Il sindaco ghostbuster a caccia di cittadini fantasma. Mancherebbero all'appello 4mila residenti

Venerdì 8 Ottobre 2021 di Luca Marcolini
Ascoli sta perdendo residenti

ASCOLI - Dietro i freddi e spietati numeri delle statistiche demografiche ufficiali, con residenti in costante calo ormai da più di un decennio, nel capoluogo piceno si nasconde, di fatto, una realtà diversa. Una realtà che vede, come confermato dal sindaco Marco Fioravanti a seguito di riscontri, la presenza di almeno 4mila persone che pur vivendo regolarmente in città hanno la residenza altrove. Si tratta, in pratica, di cittadini-fantasma. Ovvero persone che, pur abitando ad Ascoli, non figurano nella casella “residenti” delle elaborazioni Istat e dell’Ufficio anagrafe dell’Arengo. 

 

La stessa casella che attualmente evidenzia meno di 47mila unità (per la precisione siamo a quota 46.760), con il risultato di mostrare ufficialmente un calo costante e al tempo stesso preoccupante che ha portato il capoluogo a scivolare, dal punto di vista della popolazione, al secondo posto in provincia dietro San Benedetto. Dunque, di fronte a questo scenario reale e non rappresentato dalle statistiche, emerge una città che non ha perso molti abitanti, bensì residenti. E su questo fronte, nell’ambito della strategia avviata dal sindaco Fioravanti per il ripopolamento di Ascoli, a fianco ai progetti finanziati dal bando Pinqua con 90 milioni di euro per rivitalizzare e riportare la gente ad abitare in centro e nelle frazioni, l’amministrazione comunale sta studiando ulteriori incentivi e agevolazioni, dopo l’esenzione della Tari per 3 anni, per convincere tanti ascolani a riprendere la residenza in città. E invertire, quindi, la tendenza. 
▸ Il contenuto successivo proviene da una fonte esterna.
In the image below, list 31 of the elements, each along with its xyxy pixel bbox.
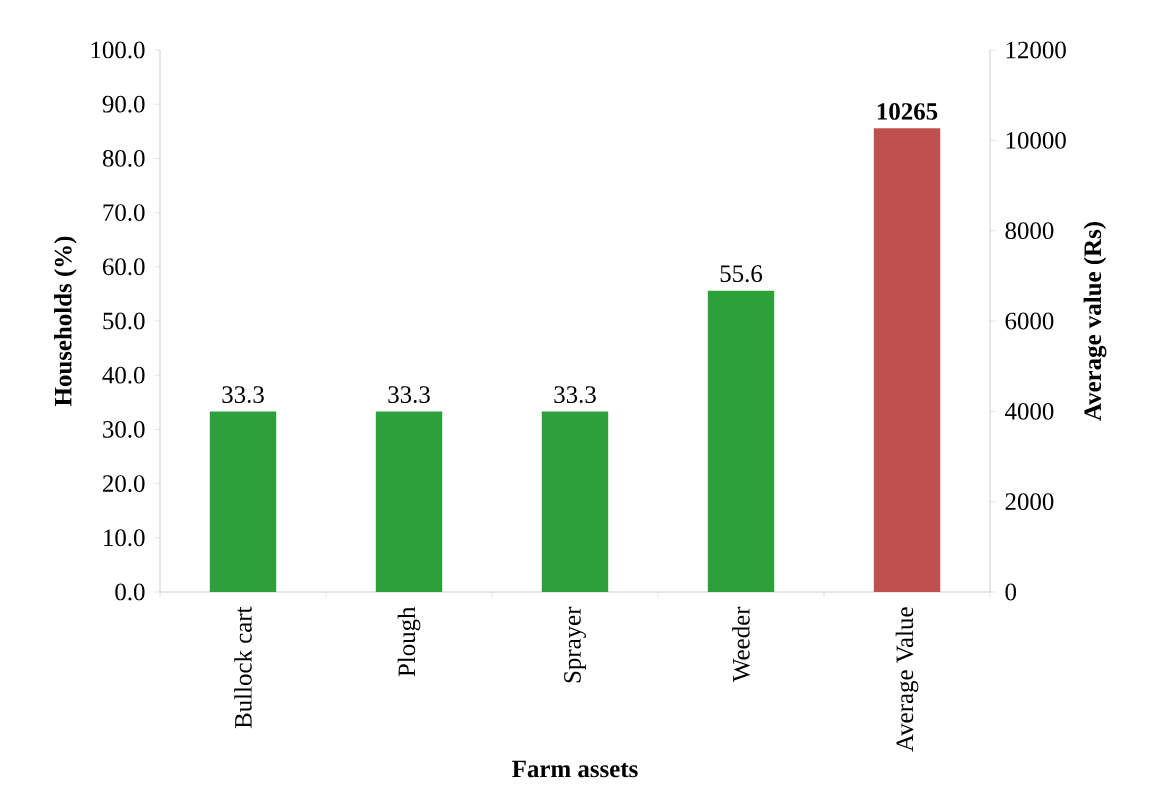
y-tick-label: 50.0 — [103, 312, 145, 330]
y-tick-label: 0.0 — [115, 583, 145, 601]
y2-tick-label: 0 — [1005, 583, 1017, 601]
y-axis-title: Households (%) — [54, 236, 77, 407]
y2-axis-title: Average value (Rs) — [1083, 222, 1107, 421]
y2-tick-label: 2000 — [1005, 493, 1054, 511]
data-label: 10265 — [877, 103, 938, 120]
data-label: 55.6 — [720, 265, 763, 283]
y-tick-label: 40.0 — [102, 366, 145, 384]
x-tick-label: Sprayer — [564, 606, 586, 683]
y2-tick-label: 12000 — [1006, 41, 1066, 59]
x-tick-label: Average Value — [895, 607, 919, 752]
y2-tick-label: 6000 — [1005, 312, 1054, 330]
data-label: 33.3 — [222, 386, 264, 404]
y2-tick-label: 10000 — [1006, 131, 1066, 149]
y-tick-label: 100.0 — [91, 41, 145, 59]
data-label: 33.3 — [388, 386, 430, 404]
x-tick-label: Bullock cart — [234, 606, 252, 729]
x-axis-title: Farm assets — [512, 760, 638, 778]
x-tick-label: Weeder — [732, 606, 750, 682]
y-tick-label: 70.0 — [103, 204, 145, 222]
y-tick-label: 10.0 — [104, 529, 145, 547]
y2-tick-label: 4000 — [1005, 402, 1054, 420]
x-tick-label: Plough — [397, 606, 421, 677]
y-tick-label: 20.0 — [103, 475, 145, 493]
y-tick-label: 60.0 — [102, 258, 145, 276]
y-tick-label: 30.0 — [103, 420, 145, 438]
data-label: 33.3 — [554, 386, 596, 404]
y2-tick-label: 8000 — [1005, 222, 1054, 240]
y-tick-label: 80.0 — [102, 149, 145, 167]
y-tick-label: 90.0 — [102, 95, 145, 113]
«Voglio fare un appello a molti ascolani – ha dichiarato Fioravanti durante la trasmissione televisiva “Il dito nella piaga” andata in onda ieri su Tvrs – che vivono in città, ma hanno la residenza altrove. Li invito a riportare la residenza qui, perché è importante. In realtà, alla luce di questo fenomeno, l’Istat parla di meno di 47mila residenti, ma ci sono circa 4mila persone che vivono ad Ascoli ma hanno la residenza in un altro Comune. In questa direzione, stiamo studiando un nuovo sistema di incentivazione, per convincere, quindi, tanti a tornare ad abitare qui o a recuperare la residenza nel nostro Comune attraverso delle agevolazioni. A tal proposito, finora abbiamo già concesso ai nuovi residenti una esenzione della tassa sui rifiuti per 3 anni, proprio per premiare chiunque decida di venire a vivere da queste parti». Certo è che, sulla base dei riscontri avuti dal sindaco Fioravanti, se circa 4mila abitanti che vivono ad Ascoli hanno la residenza in altre località, si prospetta un nuovo punto di vista riguardo la reale consistenza della popolazione presente sul territorio. 

Ma questo fenomeno produce un evidente effetto negativo dal punto di vista demografico ufficiale. E forse non solo demografico. C’è da aggiungere, inoltre, che ad incidere sullo spopolamento c’è anche l’effetto terremoto che, dopo 5 anni, non ha visto ancora rientrare in città tanti tra coloro che hanno dovuto lasciare l’abitazione inagibile. La strategia del sindaco e dell’amministrazione per riportare residenti ufficiali si basa, dunque, a medio termine su un possibile pacchetto di incentivi e agevolazioni, a rafforzare il provvedimento di esenzione triennale della Tari per chiunque prenda la residenza in città. A più lungo termine, invece, si punta con convinzione sulla residenzialità con la formula dell’housing sociale, con appartamenti a canoni calmierati. Nel frattempo, però, non manca qualche segnale positivo, con qualche nucleo familiare di altre città italiane che ha scelto, proprio nelle ultime settimane, di trasferirsi ad Ascoli.